The organization estimates most of the malvertising served last year came in the form of display ads, and many of the ads emanated from outside the U.S. Based on aggregate data from ad serving firms, OTA reported in December that it confirmed nearly 19,000 incidents of malvertising last year occurring across 3,500 sites and 200 unique ad networks.
To arrive at its estimate of 10.8 billion bad ad impressions, the group estimated the number of impressions that ran on average per incident in a typical three-day period – the average number of days a malvertising campaign runs before it’s discovered and stopped. Ads carrying malicious code usually enter through unverified ad agencies submitting them into the supply chain. “Legitimate advertisers are being compromised; they’re a victim as well,” said Craig Spiezle, executive director of the OTA.
“Every major ad network, whether it’s Yahoo, Microsoft or Google, has experienced this,” said Spiezle. The group calls malvertising a low frequency but high impact security problem.

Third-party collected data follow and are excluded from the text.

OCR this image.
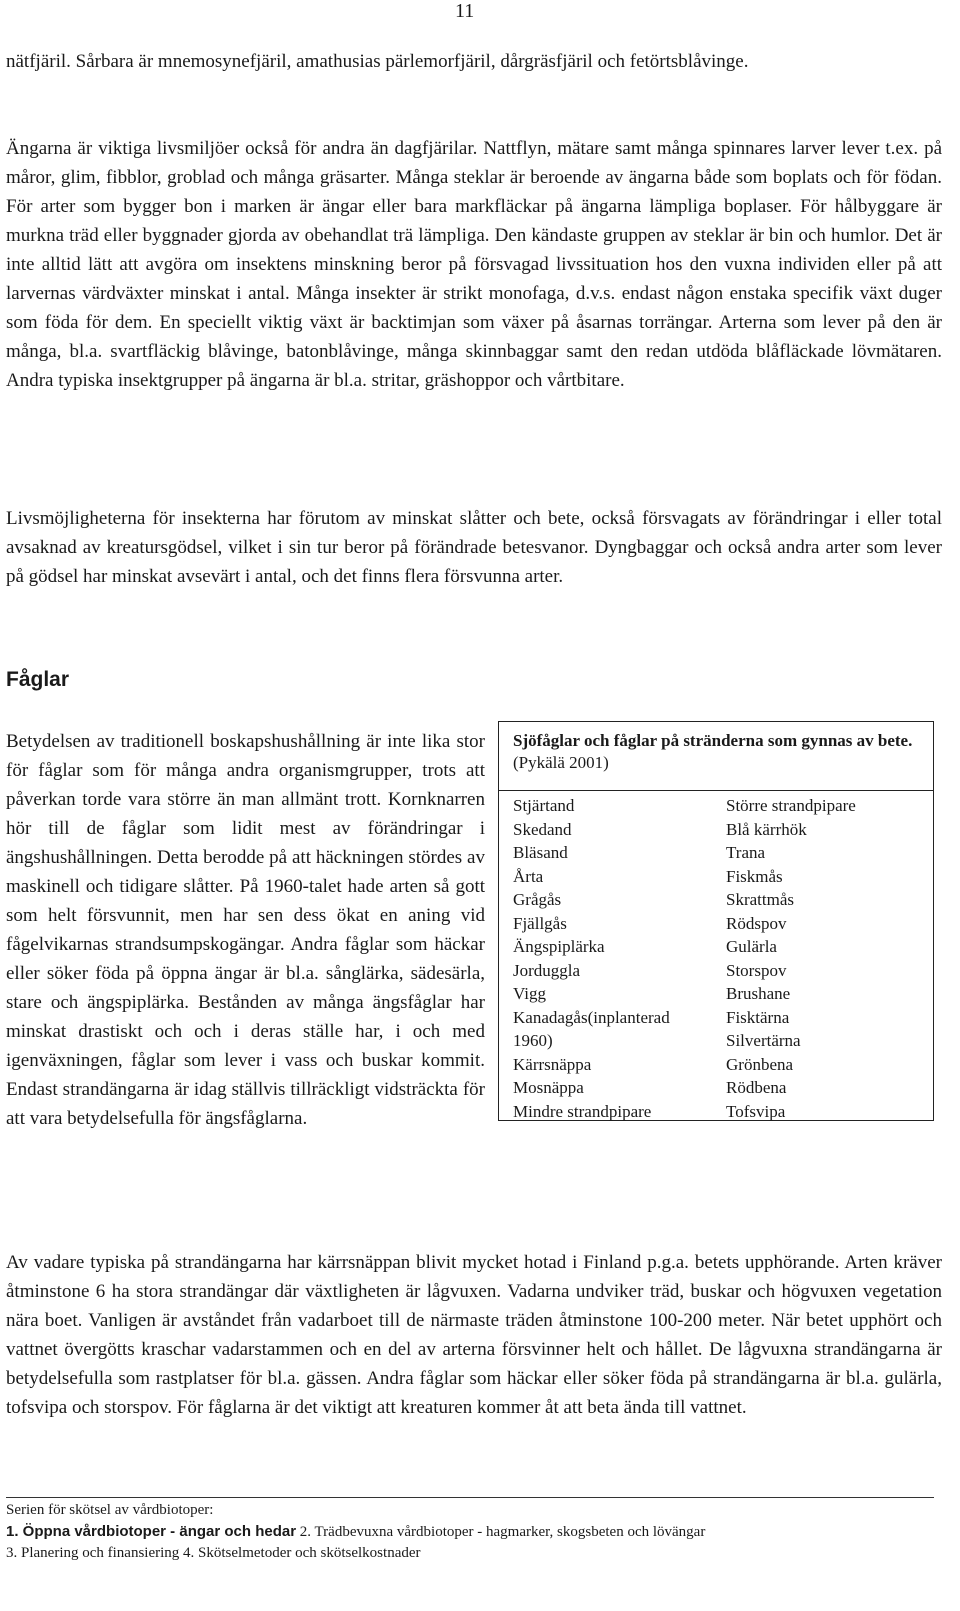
11

nätfjäril. Sårbara är mnemosynefjäril, amathusias pärlemorfjäril, dårgräsfjäril och fetörtsblåvinge.

Ängarna är viktiga livsmiljöer också för andra än dagfjärilar. Nattflyn, mätare samt många spinnares larver lever t.ex. på måror, glim, fibblor, groblad och många gräsarter. Många steklar är beroende av ängarna både som boplats och för födan. För arter som bygger bon i marken är ängar eller bara markfläckar på ängarna lämpliga boplaser. För hålbyggare är murkna träd eller byggnader gjorda av obehandlat trä lämpliga. Den kändaste gruppen av steklar är bin och humlor. Det är inte alltid lätt att avgöra om insektens minskning beror på försvagad livssituation hos den vuxna individen eller på att larvernas värdväxter minskat i antal. Många insekter är strikt monofaga, d.v.s. endast någon enstaka specifik växt duger som föda för dem. En speciellt viktig växt är backtimjan som växer på åsarnas torrängar. Arterna som lever på den är många, bl.a. svartfläckig blåvinge, batonblåvinge, många skinnbaggar samt den redan utdöda blåfläckade lövmätaren. Andra typiska insektgrupper på ängarna är bl.a. stritar, gräshoppor och vårtbitare.

Livsmöjligheterna för insekterna har förutom av minskat slåtter och bete, också försvagats av förändringar i eller total avsaknad av kreatursgödsel, vilket i sin tur beror på förändrade betesvanor. Dyngbaggar och också andra arter som lever på gödsel har minskat avsevärt i antal, och det finns flera försvunna arter.

Fåglar
Betydelsen av traditionell boskapshushållning är inte lika stor för fåglar som för många andra organismgrupper, trots att påverkan torde vara större än man allmänt trott. Kornknarren hör till de fåglar som lidit mest av förändringar i ängshushållningen. Detta berodde på att häckningen stördes av maskinell och tidigare slåtter. På 1960-talet hade arten så gott som helt försvunnit, men har sen dess ökat en aning vid fågelvikarnas strandsumpskogängar. Andra fåglar som häckar eller söker föda på öppna ängar är bl.a. sånglärka, sädesärla, stare och ängspiplärka. Bestånden av många ängsfåglar har minskat drastiskt och och i deras ställe har, i och med igenväxningen, fåglar som lever i vass och buskar kommit. Endast strandängarna är idag ställvis tillräckligt vidsträckta för att vara betydelsefulla för ängsfåglarna.

Sjöfåglar och fåglar på stränderna som gynnas av bete. (Pykälä 2001)

Stjärtand
Skedand
Bläsand
Årta
Grågås
Fjällgås
Ängspiplärka
Jorduggla
Vigg
Kanadagås(inplanterad
1960)
Kärrsnäppa
Mosnäppa
Mindre strandpipare
Större strandpipare
Blå kärrhök
Trana
Fiskmås
Skrattmås
Rödspov
Gulärla
Storspov
Brushane
Fisktärna
Silvertärna
Grönbena
Rödbena
Tofsvipa

Av vadare typiska på strandängarna har kärrsnäppan blivit mycket hotad i Finland p.g.a. betets upphörande. Arten kräver åtminstone 6 ha stora strandängar där växtligheten är lågvuxen. Vadarna undviker träd, buskar och högvuxen vegetation nära boet. Vanligen är avståndet från vadarboet till de närmaste träden åtminstone 100-200 meter. När betet upphört och vattnet övergötts kraschar vadarstammen och en del av arterna försvinner helt och hållet. De lågvuxna strandängarna är betydelsefulla som rastplatser för bl.a. gässen. Andra fåglar som häckar eller söker föda på strandängarna är bl.a. gulärla, tofsvipa och storspov. För fåglarna är det viktigt att kreaturen kommer åt att beta ända till vattnet.

Serien för skötsel av vårdbiotoper:
1. Öppna vårdbiotoper - ängar och hedar 2. Trädbevuxna vårdbiotoper - hagmarker, skogsbeten och lövängar
3. Planering och finansiering 4. Skötselmetoder och skötselkostnader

While Spiezle acknowledges the yearly estimate of 10 billion malvertising impressions is miniscule compared to the number of ad impressions that run online in total, he said the estimate is “very, very, very conservative.” ComScore measured around 417 billion ad impressions in September 2010 alone. “The last thing we want is for consumers to be fearful of the ads,” added Spiezle.
Typically, the bad ads carry code that captures the “fingerprint” of a user’s machine, determining what software it’s running, tracking key strokes, and grabbing logins and passwords. “For a machine that’s exposed to this and is unprotected, anything is fair game,” said Spiezle.
“We know it’s well over 10 billion” impressions, said Spiezle, adding, “The challenge is this is a moving landscape.” The OTA will discuss the research findings at the RSA security conference in San Francisco Monday.
Spiezle said the OTA does not know how many malvertising impressions have been intercepted by browsers or security software.
The OTA, a group founded in 2004 that counts around 80 different companies including eBay, Chase, Symantec, Microsoft, and even the U.S. Senate and U.S. Postal Service as members, publishes scorecards rating adoption of best practices by entities dealing with online data.
“This is an industry-wide issue…. This could really impact consumer trust and the vitality of interactive advertising as we know it,” Spiezle said. “The supply chain was not built with a security goal in mind.”